Points about language support for 292

Alex Buckley Alex.Buckley at Sun.COM
Fri May 1 10:57:00 PDT 2009

Rémi Forax wrote:
> Question: why do we need to use a type InvokeDynamic ?
> The invokedynamic instruction is a function call,
> so I propose to use a syntax more close to a function call,
> something like:
> $aDynamicFunction(arg1, arg2)

There are so many implications of blindly inventing this new syntax, I 
don't know where to start. Java doesn't have the concept of a function 
or a function call, so you need to define it. If the answer is "Function 
call just translates to an invokedynamic instruction", then you've 
introduced a new kind of expression where an existing one - method 
invocation - would do.

> Now, the problem of the return type.
> I propose the following rules:
> - if the dynamic call is the righ part of an assignation, the return type
>   is the type of the lhs.
>   int value = $aDynamicFunction(param1, param2)         // -> int
> - if the dynamic call is prefixed by a cast, the return type is the
>  type of the cast (note that this rule doesn't exist for generics)
>  (double)$aDynamicFunction(param1, param2)         // -> double
> - else the return type is Object.

You know I am suspicious of inference :-)

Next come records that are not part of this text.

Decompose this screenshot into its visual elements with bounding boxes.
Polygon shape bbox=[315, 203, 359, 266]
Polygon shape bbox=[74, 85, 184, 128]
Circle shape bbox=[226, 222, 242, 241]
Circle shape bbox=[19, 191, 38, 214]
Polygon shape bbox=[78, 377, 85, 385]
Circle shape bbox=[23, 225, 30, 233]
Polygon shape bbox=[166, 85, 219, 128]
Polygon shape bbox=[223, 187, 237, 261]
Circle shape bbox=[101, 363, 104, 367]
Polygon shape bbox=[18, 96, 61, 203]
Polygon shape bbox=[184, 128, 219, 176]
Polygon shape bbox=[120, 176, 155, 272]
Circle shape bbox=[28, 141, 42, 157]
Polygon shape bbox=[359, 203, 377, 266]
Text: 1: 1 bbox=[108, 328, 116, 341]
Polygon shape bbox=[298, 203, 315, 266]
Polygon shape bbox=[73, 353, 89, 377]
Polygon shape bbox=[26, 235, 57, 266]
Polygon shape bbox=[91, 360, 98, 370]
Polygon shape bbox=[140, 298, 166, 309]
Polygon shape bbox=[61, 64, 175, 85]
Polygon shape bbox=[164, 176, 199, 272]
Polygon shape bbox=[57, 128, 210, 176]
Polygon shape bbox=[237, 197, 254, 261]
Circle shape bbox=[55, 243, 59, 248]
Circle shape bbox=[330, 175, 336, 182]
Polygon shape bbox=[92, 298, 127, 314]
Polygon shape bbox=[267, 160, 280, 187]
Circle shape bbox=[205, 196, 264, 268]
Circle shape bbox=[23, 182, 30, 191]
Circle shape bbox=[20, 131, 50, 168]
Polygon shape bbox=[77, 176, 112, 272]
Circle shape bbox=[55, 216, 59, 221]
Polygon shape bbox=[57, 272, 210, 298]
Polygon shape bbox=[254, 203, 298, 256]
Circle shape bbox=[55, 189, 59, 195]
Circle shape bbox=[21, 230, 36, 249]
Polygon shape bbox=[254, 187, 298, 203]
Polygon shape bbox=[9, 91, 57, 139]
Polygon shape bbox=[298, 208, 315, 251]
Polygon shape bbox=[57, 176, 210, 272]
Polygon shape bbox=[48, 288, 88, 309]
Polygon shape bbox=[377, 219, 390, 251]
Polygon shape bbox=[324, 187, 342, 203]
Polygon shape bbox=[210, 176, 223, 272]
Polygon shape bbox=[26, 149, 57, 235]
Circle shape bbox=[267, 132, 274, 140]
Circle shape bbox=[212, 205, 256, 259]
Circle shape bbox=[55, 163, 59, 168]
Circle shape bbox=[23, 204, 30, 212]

The cast idea is appealing at first but it breaks our old friend, 
Tennent's Correspondence Principle. You cannot write:

   int x = (int)InvokeDynamic.foo(..);

and later decide to introduce some abstraction:

   int x = (int)m();
   Object m() { return InvokeDynamic.foo(..); }

because Object doesn't cast to int very well.

Your method would have to be:

   InvokeDynamic m() { return (InvokeDynamic)InvokeDynamic.foo(...); }

which might be, well, alright, OK, it's not the end of the world.

A default return type of Object is well established, of course.